Learn more about ION bronchoscopy for lung shadows and nodules →Rapid Results & Certainty
If the biopsy confirms the nodule is benign, you have a definitive answer — without months of repeat scanning. If cancer is confirmed, treatment begins immediately rather than waiting weeks for the next referral in a chain. In most cases, you leave with a clear decision.
Lung-Sparing Robotic Surgery
Because these cancers are found small — at their earliest stage — surgery can be precisely targeted. The da Vinci robotic system's infrared camera detects the fluorescent dye marker, guiding the resection to the exact site. For very small tumours, this enables a segmentectomy — removing one segment rather than an entire lobe. A thorough cancer operation that preserves as much healthy lung as possible, reducing long-term breathlessness and keeping surgery an option for patients with emphysema, COPD, or pulmonary fibrosis.
When lung cancer surgery was first established, removing an entire lobe was the standard operation. Lobectomy remains an excellent operation and for many patients remains the right choice. But for small, early-stage tumours found through precision surveillance, a segmentectomy — removing one anatomical segment — can achieve equally good cancer control while preserving significantly more lung tissue.
For most patients this means less breathlessness, better exercise tolerance, and a faster return to normal life. For patients with emphysema, COPD, or lung scarring, it may mean the difference between surgery being possible at all.
This is not straightforward surgery. It requires both the precision tools — robotic surgery, infrared dye guidance — and the high-volume experience to use them well. At GSTT, 57.8% of lung cancer operations are performed robotically, more than double the national average of 24%.
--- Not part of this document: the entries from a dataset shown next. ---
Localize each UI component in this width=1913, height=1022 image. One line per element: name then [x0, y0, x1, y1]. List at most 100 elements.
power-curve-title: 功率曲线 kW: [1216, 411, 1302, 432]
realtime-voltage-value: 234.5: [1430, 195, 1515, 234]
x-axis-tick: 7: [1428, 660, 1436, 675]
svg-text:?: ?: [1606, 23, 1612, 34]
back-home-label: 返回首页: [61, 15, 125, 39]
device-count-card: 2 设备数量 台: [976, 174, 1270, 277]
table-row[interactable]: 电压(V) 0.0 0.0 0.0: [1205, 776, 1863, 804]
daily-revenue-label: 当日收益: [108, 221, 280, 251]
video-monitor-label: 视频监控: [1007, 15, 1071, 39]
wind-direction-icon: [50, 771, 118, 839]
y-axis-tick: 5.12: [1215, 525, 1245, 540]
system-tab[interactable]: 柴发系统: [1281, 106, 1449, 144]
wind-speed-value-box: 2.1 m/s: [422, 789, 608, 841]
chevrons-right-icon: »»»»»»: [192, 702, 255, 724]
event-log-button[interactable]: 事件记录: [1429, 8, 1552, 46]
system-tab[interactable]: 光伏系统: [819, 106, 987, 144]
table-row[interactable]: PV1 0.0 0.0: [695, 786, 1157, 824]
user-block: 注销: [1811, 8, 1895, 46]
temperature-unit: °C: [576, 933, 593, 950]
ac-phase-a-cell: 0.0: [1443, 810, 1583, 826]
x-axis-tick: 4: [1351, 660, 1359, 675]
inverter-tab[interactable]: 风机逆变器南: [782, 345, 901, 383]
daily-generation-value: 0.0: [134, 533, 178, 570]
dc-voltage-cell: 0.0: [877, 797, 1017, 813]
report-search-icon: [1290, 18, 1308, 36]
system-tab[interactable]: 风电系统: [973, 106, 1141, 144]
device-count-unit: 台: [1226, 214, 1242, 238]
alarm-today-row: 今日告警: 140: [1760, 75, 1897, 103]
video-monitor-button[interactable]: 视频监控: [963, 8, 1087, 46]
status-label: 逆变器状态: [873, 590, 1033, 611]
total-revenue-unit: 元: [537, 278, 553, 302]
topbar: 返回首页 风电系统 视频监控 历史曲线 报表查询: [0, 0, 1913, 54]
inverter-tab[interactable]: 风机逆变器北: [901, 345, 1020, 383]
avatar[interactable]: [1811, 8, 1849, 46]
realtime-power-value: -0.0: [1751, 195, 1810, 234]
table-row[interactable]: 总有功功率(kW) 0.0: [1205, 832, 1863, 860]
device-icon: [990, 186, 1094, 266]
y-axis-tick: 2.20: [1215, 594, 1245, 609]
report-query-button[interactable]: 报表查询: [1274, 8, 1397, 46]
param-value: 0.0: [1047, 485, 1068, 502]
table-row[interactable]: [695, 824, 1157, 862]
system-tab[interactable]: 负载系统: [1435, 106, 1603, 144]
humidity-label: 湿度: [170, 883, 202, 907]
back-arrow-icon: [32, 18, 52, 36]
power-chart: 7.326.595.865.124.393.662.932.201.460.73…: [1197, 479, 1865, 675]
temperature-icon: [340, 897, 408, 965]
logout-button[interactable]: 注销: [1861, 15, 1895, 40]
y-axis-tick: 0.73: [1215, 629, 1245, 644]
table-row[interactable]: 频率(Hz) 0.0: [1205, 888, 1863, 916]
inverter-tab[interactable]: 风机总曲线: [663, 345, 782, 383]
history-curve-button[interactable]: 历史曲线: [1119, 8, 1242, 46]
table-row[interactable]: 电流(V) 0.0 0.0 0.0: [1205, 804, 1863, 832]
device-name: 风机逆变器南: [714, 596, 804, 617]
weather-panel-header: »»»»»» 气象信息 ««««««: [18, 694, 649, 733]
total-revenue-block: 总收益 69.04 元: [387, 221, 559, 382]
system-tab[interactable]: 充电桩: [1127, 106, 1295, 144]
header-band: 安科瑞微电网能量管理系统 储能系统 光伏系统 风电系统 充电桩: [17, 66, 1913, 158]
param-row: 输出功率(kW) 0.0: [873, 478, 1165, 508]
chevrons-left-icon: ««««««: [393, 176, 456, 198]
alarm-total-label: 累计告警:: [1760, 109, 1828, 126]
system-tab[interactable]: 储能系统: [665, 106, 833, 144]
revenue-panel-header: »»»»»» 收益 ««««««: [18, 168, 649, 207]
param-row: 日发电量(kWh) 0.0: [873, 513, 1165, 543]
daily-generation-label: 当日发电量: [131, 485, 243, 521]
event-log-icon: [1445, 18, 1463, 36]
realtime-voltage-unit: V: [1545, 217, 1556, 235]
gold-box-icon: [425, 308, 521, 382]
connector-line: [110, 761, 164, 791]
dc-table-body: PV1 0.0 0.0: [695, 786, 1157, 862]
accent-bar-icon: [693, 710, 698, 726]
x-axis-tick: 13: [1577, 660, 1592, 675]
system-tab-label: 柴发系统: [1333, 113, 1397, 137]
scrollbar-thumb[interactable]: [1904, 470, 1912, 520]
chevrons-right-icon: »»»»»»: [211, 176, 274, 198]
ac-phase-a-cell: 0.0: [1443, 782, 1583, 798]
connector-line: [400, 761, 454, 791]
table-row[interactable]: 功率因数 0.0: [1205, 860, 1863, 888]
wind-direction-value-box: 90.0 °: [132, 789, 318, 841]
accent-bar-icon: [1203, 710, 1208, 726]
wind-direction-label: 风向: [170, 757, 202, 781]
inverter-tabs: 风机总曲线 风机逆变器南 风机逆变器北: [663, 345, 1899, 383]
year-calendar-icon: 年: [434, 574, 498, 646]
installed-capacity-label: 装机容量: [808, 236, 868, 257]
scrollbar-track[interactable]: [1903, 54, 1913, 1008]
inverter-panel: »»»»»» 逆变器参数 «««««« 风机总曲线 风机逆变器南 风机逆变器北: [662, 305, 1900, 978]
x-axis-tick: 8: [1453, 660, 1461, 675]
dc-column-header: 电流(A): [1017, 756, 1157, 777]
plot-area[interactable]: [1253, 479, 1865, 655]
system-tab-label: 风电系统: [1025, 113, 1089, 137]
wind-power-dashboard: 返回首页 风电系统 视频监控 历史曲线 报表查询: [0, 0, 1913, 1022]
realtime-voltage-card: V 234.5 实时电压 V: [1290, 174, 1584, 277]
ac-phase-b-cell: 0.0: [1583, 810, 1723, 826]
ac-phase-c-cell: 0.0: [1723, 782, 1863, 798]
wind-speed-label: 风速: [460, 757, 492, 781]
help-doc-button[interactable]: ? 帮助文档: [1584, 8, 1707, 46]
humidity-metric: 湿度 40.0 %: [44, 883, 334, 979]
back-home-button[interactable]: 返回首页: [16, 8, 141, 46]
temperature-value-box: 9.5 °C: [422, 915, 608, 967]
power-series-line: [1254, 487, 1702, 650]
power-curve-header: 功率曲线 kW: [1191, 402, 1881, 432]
FRCS (CTh) — Fellow of the Royal College of Surgeons of England
FRCSEd (CTh) — Fellow of the Royal College of Surgeons of Edinburgh
Consultant Thoracic Surgeon, Guy’s and St Thomas’ NHS Foundation Trust — performing approximately 9% of all lung cancer surgery in the UK and Ireland, with an operative survival rate of 99.16% against a national average of 98.5% (SCTS National Audit 2023–24)
UK’s largest robotic thoracic surgery centre — 57.8% of lung cancer operations performed robotically, more than double the national rate of 24%. Only 6% wedge resections vs 14% nationally
RCSEd Cardiothoracic Surgery Robotics Advisory Panel — Lead. Sets national guidance on robotic surgery in thoracic practice
Examiner — UK Intercollegiate Board in Cardiothoracic Surgery & European Board of Cardiothoracic Surgery
Over 30 peer-reviewed publications, book chapters and national research awards in minimally invasive lung cancer surgery and robotic technique
GSTT Outcomes — SCTS National Audit 2023–24
99.16%
Operative survival rate
vs 98.5% national avg
57.8%
Operations robotic
vs 24% nationally
6%
Wedge resections
vs 14% nationally
Figures relate to Guy’s and St Thomas’ NHS Foundation Trust, 2023–24. Operative survival = perioperative survival from lung resection surgery, not long-term cancer survival.